Worse still, if you assign a value to that index position, you can overwrite the contents of memory used by some other part of the program. Writing beyond the end of an array is one of the primary vulnerabilities used to attack computer systems.

The array name is synonymous with the address of its first element. This address cannot be changed; it is constant. Look at this code fragment:

int list[5];
cout << list << endl;

What prints is the address of the first element; not the contents of the first int, and not the contents of the entire array. Here's one possible output. Click the link to try it.

Since an array name is not a variable, you cannot assign to an array, nor, can you meaningfully compare two arrays using the built-in comparison operators.

int a1[] = {1, 2, 3}, a2[3];
a2 = a1;                    // 1. Illegal
a2[0] = a1[0];              // 2. Fine
a2 = {1, 2, 3};             // 3. Illegal
if (a1 == a2) . . .         // 4. Legal, but stupid

The arrays a1 and a2 are the same type and dimension.

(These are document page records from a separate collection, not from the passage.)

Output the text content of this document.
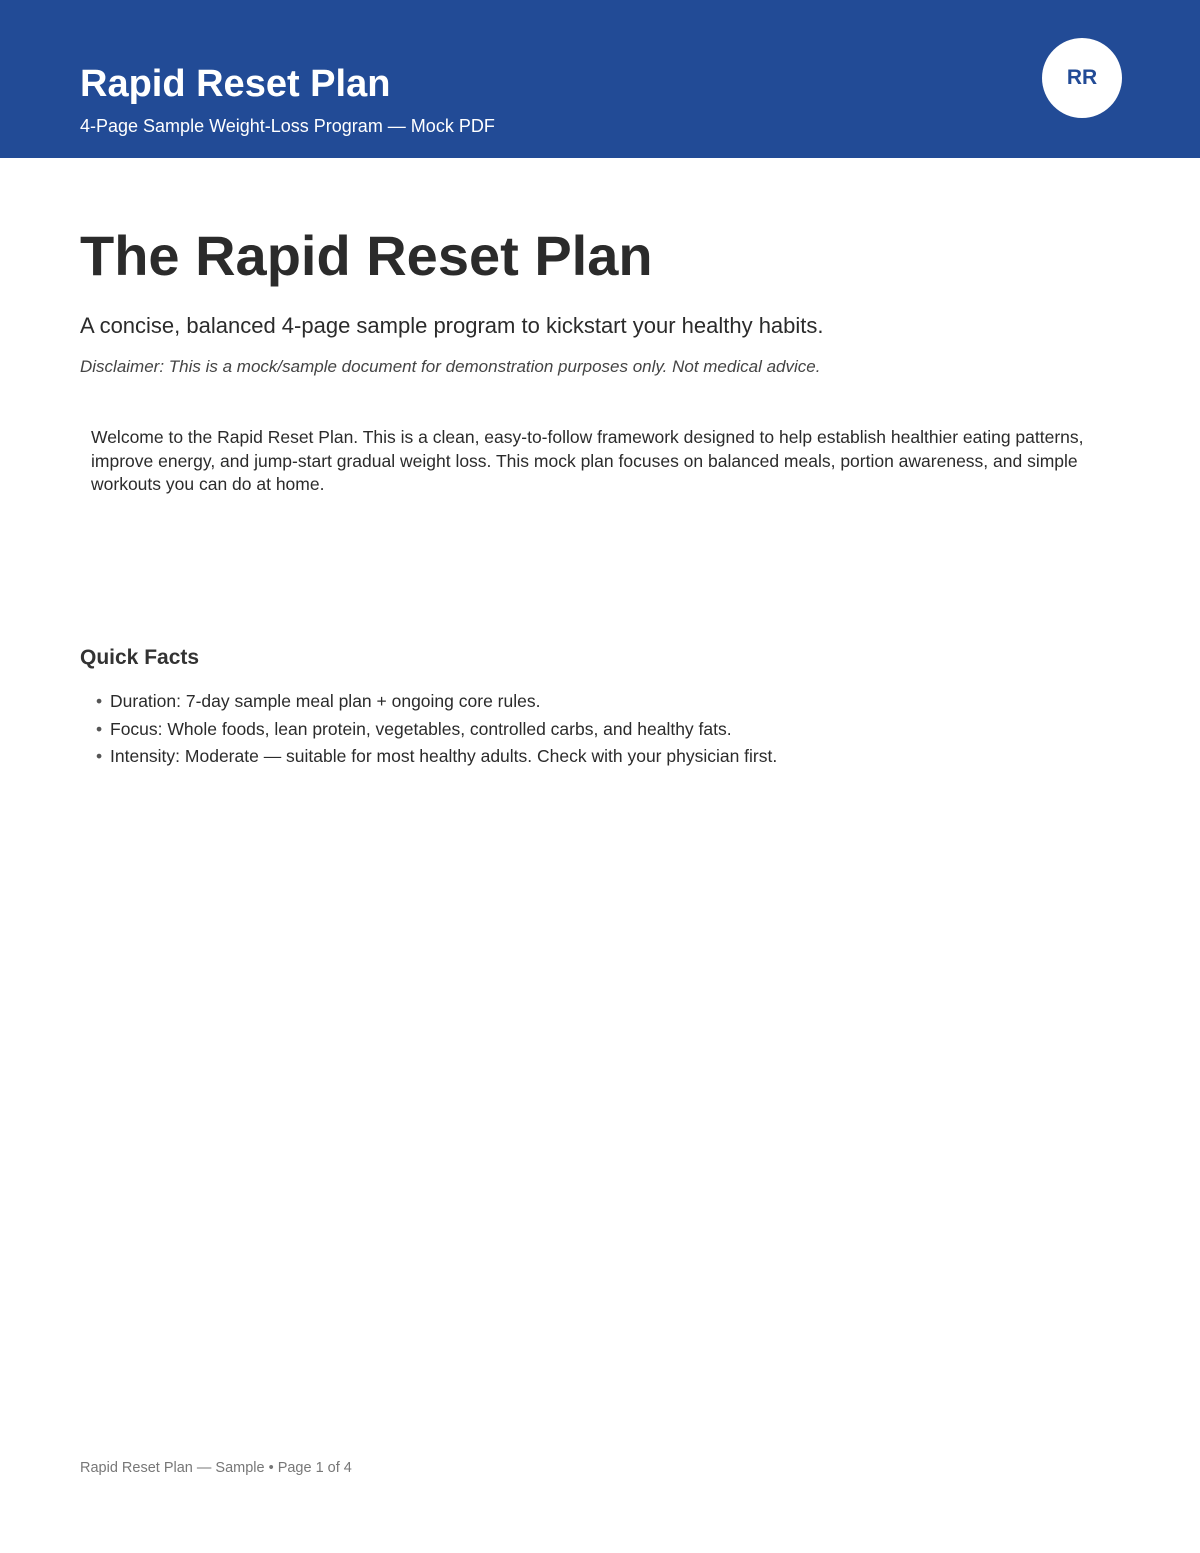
Rapid Reset Plan
4-Page Sample Weight-Loss Program — Mock PDF
RR
The Rapid Reset Plan
A concise, balanced 4-page sample program to kickstart your healthy habits.
Disclaimer: This is a mock/sample document for demonstration purposes only. Not medical advice.

Welcome to the Rapid Reset Plan. This is a clean, easy-to-follow framework designed to help establish healthier eating patterns, improve energy, and jump-start gradual weight loss. This mock plan focuses on balanced meals, portion awareness, and simple workouts you can do at home.

Quick Facts
• Duration: 7-day sample meal plan + ongoing core rules.
• Focus: Whole foods, lean protein, vegetables, controlled carbs, and healthy fats.
• Intensity: Moderate — suitable for most healthy adults. Check with your physician first.
Rapid Reset Plan — Sample • Page 1 of 4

Given that:

1. It is illegal to assign a1 to a2. The name a1 is the address of the first element in the array. It is not a variable that can be assigned to. This is completely different from structures, where a1 and a2 would both be variables (lvalues) and thus could be assigned to.
2. It is legal to assign to array elements; a1 is not a variable, but a1[0] is.
3. You can list initialize an array, but you cannot list assign to the array.
4. With structures, comparing two variables is a syntax error. Comparing two array names, while legal, is very stupid.

Since the array name is the address of the first element in the array, and since the two arrays cannot live at the same location in memory, the comparison must be false. It doesn't matter what is inside the array.